Sometimes homology transfer results in biologically implausible annotations such as predicting an organ in plants that only exists in animals. Per a user request, we have implemented a set of taxonomic branch specific GO subsets. These limit the GO predictions only to GO terms occurring in manually curated annotations in fungi, plants, vertebrates, arthropods or bacteria, respectively. This branch specific GO filter is off by default.
2.3. Outputs
Pannzer predicts short descriptions (DE), GO‐terms, gene names, EC classes and KEGG pathways. The web server produces nested tables for browsing (Figure 2) and a tabular format for downloading. PANNZER returns Positive Predictive Value, PPV, as a reliability estimate. PPV estimates the probability of the annotation being correct. Here, correct descriptions are a short TF‐IDF distance (see 15 ) from the most precise terms in the ground truth as given by the Uniprot database. The Uniprot database only reports the most specific terms of a protein, leaving out the implicit parent terms. Pannzer predictions for a query protein are targeted to these biologically most informative GO terms. Note that our definition of correct annotations differs from the probability of class membership of any and all GO classes in the GO hierarchy, which is evaluated, for example, in CAFA. 21 , 23 , 24
2.4. Web server
PANNZER2 provides a fast, publically accessible web server for functional annotation. 22 PANNZER2 uses SANSparallel for high‐performance homology searches, making bulk annotation based on sequence similarity practical. It accepts query sets up to 100,000 protein sequences. Its throughput exceeds 1 M query sequences per day, roughly corresponding to 200 bacterial genomes or 10 eukaryotic transcriptomes. The results can be either downloaded for local post‐processing or browsed via a web application.
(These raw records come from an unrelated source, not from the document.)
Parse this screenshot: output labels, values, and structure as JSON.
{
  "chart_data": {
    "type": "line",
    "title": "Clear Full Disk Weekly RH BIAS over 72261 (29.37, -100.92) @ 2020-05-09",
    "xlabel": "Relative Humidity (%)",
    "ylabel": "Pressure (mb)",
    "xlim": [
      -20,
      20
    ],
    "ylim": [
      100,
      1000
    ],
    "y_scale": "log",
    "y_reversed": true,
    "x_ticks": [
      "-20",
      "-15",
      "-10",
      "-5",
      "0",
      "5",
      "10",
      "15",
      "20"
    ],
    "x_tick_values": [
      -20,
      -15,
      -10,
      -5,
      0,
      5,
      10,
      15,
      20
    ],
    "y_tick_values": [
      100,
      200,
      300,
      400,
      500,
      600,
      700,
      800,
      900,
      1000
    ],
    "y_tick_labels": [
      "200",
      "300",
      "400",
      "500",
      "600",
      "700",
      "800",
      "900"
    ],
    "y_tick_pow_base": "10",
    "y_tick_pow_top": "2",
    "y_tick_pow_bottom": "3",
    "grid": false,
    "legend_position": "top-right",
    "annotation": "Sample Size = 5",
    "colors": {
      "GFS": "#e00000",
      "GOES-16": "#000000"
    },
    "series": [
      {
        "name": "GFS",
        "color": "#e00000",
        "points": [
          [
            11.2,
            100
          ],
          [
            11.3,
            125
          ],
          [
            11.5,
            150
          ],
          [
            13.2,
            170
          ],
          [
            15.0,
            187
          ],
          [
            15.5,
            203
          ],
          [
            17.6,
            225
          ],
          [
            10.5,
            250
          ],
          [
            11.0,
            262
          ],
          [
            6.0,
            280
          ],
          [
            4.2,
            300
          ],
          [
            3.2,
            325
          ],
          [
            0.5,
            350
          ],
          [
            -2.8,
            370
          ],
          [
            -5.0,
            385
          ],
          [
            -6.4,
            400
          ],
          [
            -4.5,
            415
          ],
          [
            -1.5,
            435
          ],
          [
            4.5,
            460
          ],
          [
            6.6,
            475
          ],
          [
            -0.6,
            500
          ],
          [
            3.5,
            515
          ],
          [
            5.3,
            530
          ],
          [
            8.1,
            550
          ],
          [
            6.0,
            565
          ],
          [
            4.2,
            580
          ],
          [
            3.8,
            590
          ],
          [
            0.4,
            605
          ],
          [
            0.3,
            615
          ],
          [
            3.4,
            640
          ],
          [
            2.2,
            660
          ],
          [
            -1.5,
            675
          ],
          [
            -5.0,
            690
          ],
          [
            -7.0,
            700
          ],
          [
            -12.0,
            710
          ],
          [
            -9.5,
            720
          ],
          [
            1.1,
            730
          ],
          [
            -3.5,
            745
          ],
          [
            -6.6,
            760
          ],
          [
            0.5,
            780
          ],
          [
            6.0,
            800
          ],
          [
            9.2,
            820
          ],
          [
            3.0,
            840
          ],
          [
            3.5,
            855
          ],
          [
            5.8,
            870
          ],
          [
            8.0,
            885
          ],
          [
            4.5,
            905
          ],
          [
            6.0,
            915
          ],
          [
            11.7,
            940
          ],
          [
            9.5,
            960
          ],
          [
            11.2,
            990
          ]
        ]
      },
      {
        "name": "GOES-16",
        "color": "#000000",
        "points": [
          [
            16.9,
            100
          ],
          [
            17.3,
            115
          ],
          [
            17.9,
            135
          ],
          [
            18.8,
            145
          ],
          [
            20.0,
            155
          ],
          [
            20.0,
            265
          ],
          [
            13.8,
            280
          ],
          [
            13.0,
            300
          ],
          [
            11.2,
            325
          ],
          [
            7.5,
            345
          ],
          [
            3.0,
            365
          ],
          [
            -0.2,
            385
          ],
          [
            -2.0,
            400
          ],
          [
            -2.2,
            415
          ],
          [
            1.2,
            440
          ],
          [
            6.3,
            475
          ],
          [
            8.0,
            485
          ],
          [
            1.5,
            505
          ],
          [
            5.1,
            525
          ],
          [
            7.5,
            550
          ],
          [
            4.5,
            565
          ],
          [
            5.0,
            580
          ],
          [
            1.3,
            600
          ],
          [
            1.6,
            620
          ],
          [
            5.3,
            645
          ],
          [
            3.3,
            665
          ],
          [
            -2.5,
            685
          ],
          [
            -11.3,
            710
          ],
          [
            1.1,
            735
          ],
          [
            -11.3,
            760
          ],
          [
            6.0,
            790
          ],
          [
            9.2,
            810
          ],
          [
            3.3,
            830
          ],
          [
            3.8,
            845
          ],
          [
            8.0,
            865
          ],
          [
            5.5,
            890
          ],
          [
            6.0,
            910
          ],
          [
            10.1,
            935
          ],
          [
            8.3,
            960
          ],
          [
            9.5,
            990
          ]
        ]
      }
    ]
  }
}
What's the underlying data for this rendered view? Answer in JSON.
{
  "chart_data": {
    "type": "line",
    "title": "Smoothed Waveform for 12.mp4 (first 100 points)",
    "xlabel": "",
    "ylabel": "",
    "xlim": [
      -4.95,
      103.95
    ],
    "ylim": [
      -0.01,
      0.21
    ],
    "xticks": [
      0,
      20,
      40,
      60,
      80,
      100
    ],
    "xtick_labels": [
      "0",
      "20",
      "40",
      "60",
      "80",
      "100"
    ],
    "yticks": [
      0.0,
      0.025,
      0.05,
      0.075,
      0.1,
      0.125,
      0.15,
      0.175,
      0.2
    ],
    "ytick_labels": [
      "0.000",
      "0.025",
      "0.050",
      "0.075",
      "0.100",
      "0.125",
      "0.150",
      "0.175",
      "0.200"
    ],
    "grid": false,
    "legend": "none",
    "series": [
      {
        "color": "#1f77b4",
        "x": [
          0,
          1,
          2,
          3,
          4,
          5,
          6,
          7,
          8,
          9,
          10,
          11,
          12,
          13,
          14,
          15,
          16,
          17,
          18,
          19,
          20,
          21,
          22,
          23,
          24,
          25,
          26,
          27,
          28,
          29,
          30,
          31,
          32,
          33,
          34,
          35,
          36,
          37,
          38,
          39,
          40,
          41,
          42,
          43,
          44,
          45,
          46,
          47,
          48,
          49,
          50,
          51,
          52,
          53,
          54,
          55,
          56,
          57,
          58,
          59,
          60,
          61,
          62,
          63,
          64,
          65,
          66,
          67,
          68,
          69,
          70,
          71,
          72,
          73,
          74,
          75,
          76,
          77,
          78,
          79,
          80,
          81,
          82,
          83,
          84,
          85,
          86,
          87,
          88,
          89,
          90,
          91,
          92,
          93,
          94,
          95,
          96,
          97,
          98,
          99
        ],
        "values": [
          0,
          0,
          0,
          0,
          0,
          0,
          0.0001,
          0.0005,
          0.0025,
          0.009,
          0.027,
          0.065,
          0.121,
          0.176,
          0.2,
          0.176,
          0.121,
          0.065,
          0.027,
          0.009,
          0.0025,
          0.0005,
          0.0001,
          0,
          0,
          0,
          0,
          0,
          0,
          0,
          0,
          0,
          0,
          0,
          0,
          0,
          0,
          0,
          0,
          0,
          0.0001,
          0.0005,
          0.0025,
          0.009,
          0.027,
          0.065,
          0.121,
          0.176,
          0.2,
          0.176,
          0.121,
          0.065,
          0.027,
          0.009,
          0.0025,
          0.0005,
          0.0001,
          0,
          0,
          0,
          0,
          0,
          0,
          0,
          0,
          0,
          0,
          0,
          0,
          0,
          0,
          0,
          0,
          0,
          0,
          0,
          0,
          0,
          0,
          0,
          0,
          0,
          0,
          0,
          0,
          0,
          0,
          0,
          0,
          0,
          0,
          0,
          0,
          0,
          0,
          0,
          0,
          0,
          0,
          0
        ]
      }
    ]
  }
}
PANNZER2 outputs both GO and DE predictions. The web server front‐end provides links to homology search results for each query sequence, enabling users to see how predictions were derived.
2.5. Software
PANNZER2 is implemented in a Python framework called SANSPANZ. The SANSPANZ framework frees method developers from data management, as homology searches and fetching metadata can be delegated to remote servers, though it is also possible to install the servers locally. The framework includes “functors” performing computations on data frames. For example, SANSPANZ includes implementations of the scoring functions from ARGOT, 16 BLAST2GO 32 and PANNZER, 15 as well as hypergeometric enrichment and best informative hit. Novel application workflows are implemented by chaining “functors” one after another. PANNZER2 15 and AAI‐profiler for taxonomic profiling 33 are fully integrated into SANSPANZ, while LazyPipe for virus identification 34 is partly built on it. SANSPANZ is open source (http://ekhidna2.biocenter.helsinki.fi/sanspanz/#tab-2).
2.6. Data servers
Both the SANSparallel server and DictServer are maintained by our group. The SANSparallel server takes a protein sequence as input and returns a list of similar sequences from the Uniprot database. Both GO annotations and free text descriptions are gathered for each search result by calling the DictServer. The DictServer is a store of key/value pairs. The servers work locally as a client–server or they can be accessed remotely via CGI. We keep a local copy of the databases used by PANNZER2 (Appendix A). The databases are updated on a regular schedule, ensuring that predictions benefit from new data. Our database update cycle is synchronized with the bimonthly new releases of the Uniprot database. The Uniprot database is mirrored from EBI, indexed and imported to the SANSparallel server. GOA annotations, the GO structure and taxonomy lists are downloaded and imported to the DictServer with recomputed background statistics for DE and GO enrichment analysis.
3. RESULTS
3.1. Case study 1: data conflicts
Database annotations have varying quality. Here, we have deliberately chosen an example, which does not run smooth in Pannzer analysis. The example is a predicted L‐galactonate dehydratase‐like protein from the cork oak (Quercus suber) genome assembly CorkOak1.0. 35 The protein sequence (Appendix B) was submitted to the Pannzer web server (Figure 2). Clicking the “search” link in the web server output calls the SANSparallel server and displays the sequence neighborhood on which the predictions are based. Surprisingly, the sequence neighborhood consists of proteins from unexpected taxa: they are all fungi. This is not an isolated case, either. Taxonomic profiling by PANNZER2's companion tool, AAI‐profiler, 33 shows that 21% of the proteins predicted from the cork oak genome have a closest match in fungi. The proteome is 97% complete with respect to BUSCO's single‐copy ortholog set for Ascomycota and 96% complete with respect to that for eudicots. 36 We conclude that the cork oak genome assembly includes a fungal co‐isolate.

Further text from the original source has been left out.